Well, at this point in the research, it looks like the supplement corrects the amino acid deficiency, but still waiting on whether correcting the deficiency will help the autism and seizures. My guess (hope) is that it will, but it doesn't always work that way.

Also...this amino acid deficiency is probably rare.

But...I do SOOO like research that gets to the source of the problem, rather than treating symptoms. Taking seizure meds to smother the seizures without finding and treating the cause of the seizures is like taking a painkiller for a toothache.
 
BCAAs (val, Ile, leu) and tyr, phe and trp compete all for the same BBB carrier. All of them are named large neutral amino acids (LNAAs).
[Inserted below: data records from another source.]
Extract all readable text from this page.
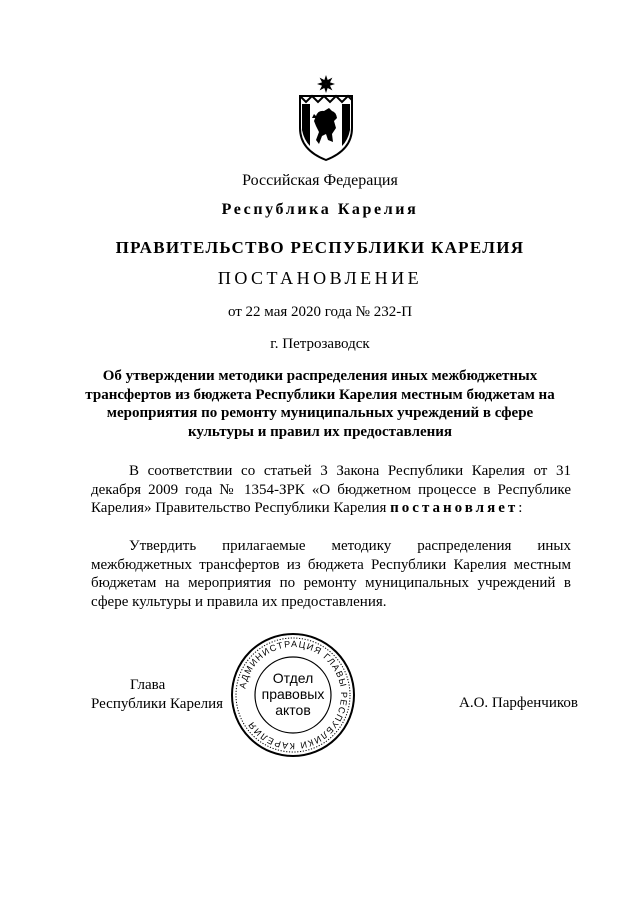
Российская Федерация
Республика Карелия
ПРАВИТЕЛЬСТВО РЕСПУБЛИКИ КАРЕЛИЯ
ПОСТАНОВЛЕНИЕ
от 22 мая 2020 года № 232-П
г. Петрозаводск
Об утверждении методики распределения иных межбюджетных трансфертов из бюджета Республики Карелия местным бюджетам на мероприятия по ремонту муниципальных учреждений в сфере культуры и правил их предоставления
В соответствии со статьей 3 Закона Республики Карелия от 31 декабря 2009 года № 1354-ЗРК «О бюджетном процессе в Республике Карелия» Правительство Республики Карелия постановляет:
Утвердить прилагаемые методику распределения иных межбюджетных трансфертов из бюджета Республики Карелия местным бюджетам на мероприятия по ремонту муниципальных учреждений в сфере культуры и правила их предоставления.
Глава
Республики Карелия	А.О. Парфенчиков
АДМИНИСТРАЦИЯ ГЛАВЫ РЕСПУБЛИКИ КАРЕЛИЯ
Отдел
правовых
актов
Due to the competition the amount of each amino acid (x) able to be uptaked by the brain depends on the plasmatic ratio x/LNAAs, where x is the concentration of one amino acid, LNAAs is the sum of the concentrations of all LNAAs, x inclused. For example the ability of trp to be uptaked depends on trp/LNAAs. On the basis of this plasmatic ratio I was able to evaluate a 1/3 reduction in trp brain uptake rate in epileptic patients versus controls. The synthesis of brain serotonin depends on the amount of trp uptaked in the brain, then the plasmatic trp/LNAAs ratio is an indirect measure of the available of serotonin in the brain. All LNAAs levels are decreased in epileptic patients respect controls. When in 80s I started to determine LNAAs plasmatic level I begin with my plasma, then those of epileptic patients. I was working on TDM of epilepsy, I had a lot of blood samples. The HPLC was working in the night and when I arrived in my lab the next morning I saw the chromatographic profile of plasma of a epileptic patients. To separe all amino acids, is not so easy, it was performing this analysis on standard solution and on my plasma from several months. I known very well chromatographic profile. The profile of LNAAs were so low that I thing my HPLC had a fault. However in terms of plasmatic ratio only met and trp are lower than controls. In autism, instead, LNAAs are higher than in controls, but there are not big differences as plasmatic ratio. trp/LNAAs, tyr/LNAAS and Phe/LNAAs are the same than in controls, while BCAAs are 1.3-1.4 time greater in autism than in controls. In marple syrup urine disease, trp/lnaas, tyr/lnaas and phe/lnaas are very lower than in controls, while BCAAs ratio are very high. val/LNAAs is 3 tiemd thanin controls, Ile is 9 times and leu is 30 times than in controls.